Même si la photo a été délibérément recadrée par l’eurodéputé autrichien d’extrême droite Harald Vilimsky, pour laisser croire à une rencontre en petit comité, elle n’en est pas moins « historique », comme le clame le Parti de la liberté d’Autriche (FPÖ). Dimanche 25 janvier, M. Vilimsky s’est réjoui d’être le premier responsable de ce parti, fondé en 1956 par d’anciens nazis, à être reçu par un premier ministre israélien. Un nouveau signe du rapprochement du parti de Benyamin Nétanyahou, le Likoud, avec l’extrême droite européenne.
Chef de file du FPÖ au Parlement européen, M. Vilimsky faisait partie d’une délégation d’élus du groupe des Patriotes, comprenant aussi trois représentants du Rassemblement national (RN) de Jordan Bardella, venus « soutenir Israël dans [leur] lutte commune contre l’islamisme radical et la montée de l’antisémitisme à travers l’Europe ». Sur Facebook, M. Nétanyahou a publié une photo de lui avec toute la délégation, à Jérusalem. Il a salué la visite de « frères d’armes » engagés dans la lutte « contre la gauche radicale et les islamistes » et annoncé l’ouverture « d’une branche des Patriotes à Jérusalem ».
Depuis le 7 octobre 2023 et la guerre à Gaza, qui a valu au premier ministre israélien d’être placé sous mandat d’arrêt de la Cour pénale internationale pour « crimes de guerre et crimes contre l’humanité », le Likoud ne cesse de se rapprocher du groupe des Patriotes. Troisième force au Parlement européen, cette formation accueille de nombreux élus affichant un soutien sans faille aux opérations militaires menées par l’armée israélienne dans l’enclave palestinienne. En 2025, le parti israélien a ainsi acquis le statut d’« observateur » au sein du groupe européen.

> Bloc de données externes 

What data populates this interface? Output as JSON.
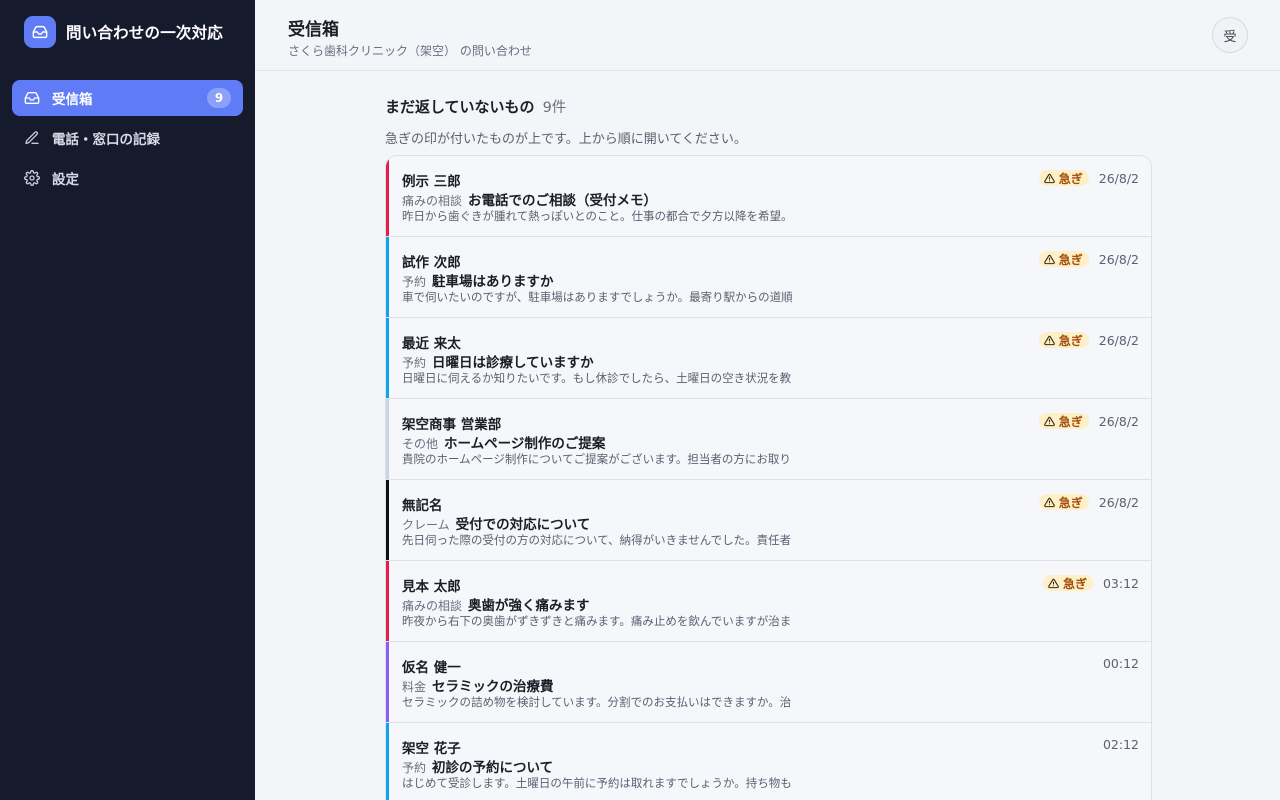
{
  "app": {
    "title": "問い合わせの一次対応"
  },
  "sidebar": {
    "items": [
      {
        "label": "受信箱",
        "badge": "9",
        "icon": "inbox-icon",
        "active": true
      },
      {
        "label": "電話・窓口の記録",
        "icon": "pencil-icon"
      },
      {
        "label": "設定",
        "icon": "gear-icon"
      }
    ]
  },
  "header": {
    "title": "受信箱",
    "subtitle": "さくら歯科クリニック（架空） の問い合わせ",
    "avatar": "受"
  },
  "main": {
    "section_title": "まだ返していないもの",
    "count": "9件",
    "note": "急ぎの印が付いたものが上です。上から順に開いてください。",
    "urgent_label": "急ぎ"
  },
  "colors": {
    "accent": "#5f7cf6",
    "sidebar_bg": "#151a2d",
    "urgent_bg": "#fdefc8",
    "urgent_text": "#a4510b"
  },
  "messages": [
    {
      "name": "例示 三郎",
      "category": "痛みの相談",
      "subject": "お電話でのご相談（受付メモ）",
      "preview": "昨日から歯ぐきが腫れて熱っぽいとのこと。仕事の都合で夕方以降を希望。",
      "time": "26/8/2",
      "urgent": true,
      "color": "#e11d48"
    },
    {
      "name": "試作 次郎",
      "category": "予約",
      "subject": "駐車場はありますか",
      "preview": "車で伺いたいのですが、駐車場はありますでしょうか。最寄り駅からの道順",
      "time": "26/8/2",
      "urgent": true,
      "color": "#0ea5e9"
    },
    {
      "name": "最近 来太",
      "category": "予約",
      "subject": "日曜日は診療していますか",
      "preview": "日曜日に伺えるか知りたいです。もし休診でしたら、土曜日の空き状況を教",
      "time": "26/8/2",
      "urgent": true,
      "color": "#0ea5e9"
    },
    {
      "name": "架空商事 営業部",
      "category": "その他",
      "subject": "ホームページ制作のご提案",
      "preview": "貴院のホームページ制作についてご提案がございます。担当者の方にお取り",
      "time": "26/8/2",
      "urgent": true,
      "color": "#cbd5e1"
    },
    {
      "name": "無記名",
      "category": "クレーム",
      "subject": "受付での対応について",
      "preview": "先日伺った際の受付の方の対応について、納得がいきませんでした。責任者",
      "time": "26/8/2",
      "urgent": true,
      "color": "#111111"
    },
    {
      "name": "見本 太郎",
      "category": "痛みの相談",
      "subject": "奥歯が強く痛みます",
      "preview": "昨夜から右下の奥歯がずきずきと痛みます。痛み止めを飲んでいますが治ま",
      "time": "03:12",
      "urgent": true,
      "color": "#e11d48"
    },
    {
      "name": "仮名 健一",
      "category": "料金",
      "subject": "セラミックの治療費",
      "preview": "セラミックの詰め物を検討しています。分割でのお支払いはできますか。治",
      "time": "00:12",
      "urgent": false,
      "color": "#8b5cf6"
    },
    {
      "name": "架空 花子",
      "category": "予約",
      "subject": "初診の予約について",
      "preview": "はじめて受診します。土曜日の午前に予約は取れますでしょうか。持ち物も",
      "time": "02:12",
      "urgent": false,
      "color": "#0ea5e9"
    }
  ]
}
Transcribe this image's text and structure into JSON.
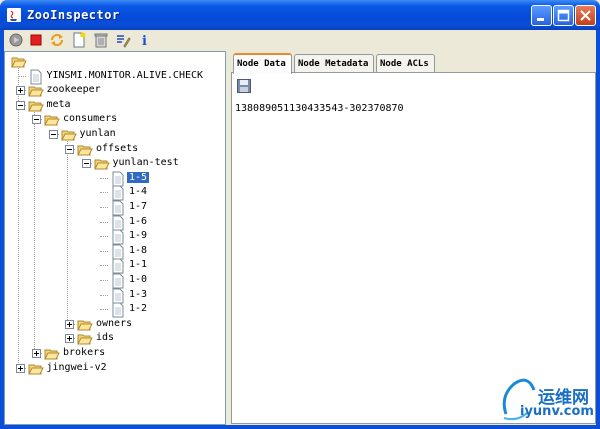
{
  "window": {
    "title": "ZooInspector"
  },
  "toolbar": {
    "icons": [
      "connect-icon",
      "disconnect-icon",
      "refresh-icon",
      "add-node-icon",
      "delete-node-icon",
      "edit-icon",
      "about-icon"
    ]
  },
  "tree": {
    "nodes": [
      {
        "label": "",
        "level": 0,
        "type": "folder"
      },
      {
        "label": "YINSMI.MONITOR.ALIVE.CHECK",
        "level": 1,
        "type": "file"
      },
      {
        "label": "zookeeper",
        "level": 1,
        "type": "folder",
        "expander": "plus"
      },
      {
        "label": "meta",
        "level": 1,
        "type": "folder",
        "expander": "minus"
      },
      {
        "label": "consumers",
        "level": 2,
        "type": "folder",
        "expander": "minus"
      },
      {
        "label": "yunlan",
        "level": 3,
        "type": "folder",
        "expander": "minus"
      },
      {
        "label": "offsets",
        "level": 4,
        "type": "folder",
        "expander": "minus"
      },
      {
        "label": "yunlan-test",
        "level": 5,
        "type": "folder",
        "expander": "minus"
      },
      {
        "label": "1-5",
        "level": 6,
        "type": "file",
        "selected": true
      },
      {
        "label": "1-4",
        "level": 6,
        "type": "file"
      },
      {
        "label": "1-7",
        "level": 6,
        "type": "file"
      },
      {
        "label": "1-6",
        "level": 6,
        "type": "file"
      },
      {
        "label": "1-9",
        "level": 6,
        "type": "file"
      },
      {
        "label": "1-8",
        "level": 6,
        "type": "file"
      },
      {
        "label": "1-1",
        "level": 6,
        "type": "file"
      },
      {
        "label": "1-0",
        "level": 6,
        "type": "file"
      },
      {
        "label": "1-3",
        "level": 6,
        "type": "file"
      },
      {
        "label": "1-2",
        "level": 6,
        "type": "file"
      },
      {
        "label": "owners",
        "level": 4,
        "type": "folder",
        "expander": "plus"
      },
      {
        "label": "ids",
        "level": 4,
        "type": "folder",
        "expander": "plus"
      },
      {
        "label": "brokers",
        "level": 2,
        "type": "folder",
        "expander": "plus"
      },
      {
        "label": "jingwei-v2",
        "level": 1,
        "type": "folder",
        "expander": "plus"
      }
    ]
  },
  "tabs": [
    {
      "label": "Node Data",
      "active": true
    },
    {
      "label": "Node Metadata",
      "active": false
    },
    {
      "label": "Node ACLs",
      "active": false
    }
  ],
  "node_data": {
    "value": "138089051130433543-302370870"
  },
  "watermark": {
    "text_cn": "运维网",
    "text_url": "iyunv.com"
  },
  "colors": {
    "titlebar": "#0a4fd7",
    "selection": "#316ac5",
    "active_tab_accent": "#e68b2c"
  }
}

Même si Israël ne fait pas partie de l’Union européenne (UE) et ne compte pas y adhérer, des ministres israéliens assistent à des événements de la formation.
Jusqu’à cette visite, les responsables israéliens évitaient les contacts directs avec les élus du FPÖ. En Autriche, ce parti arrivé en tête des législatives de septembre 2024 avec 29 % des voix est toujours très largement boycotté par la communauté juive locale qui lui reproche ses ambiguïtés persistantes sur le passé nazi du pays. A Vienne, lundi 26 janvier, le président du Consistoire israélite autrichien, Oskar Deutsch, a d’ailleurs estimé que M. Nétanyahou « n’aurait pas dû se laisser entraîner dans une telle mise en scène sur le sol israélien » et a dénoncé un parti connu pour « ses nombreux liens avec des néonazis et ses positions antisémites et anti-israéliennes ».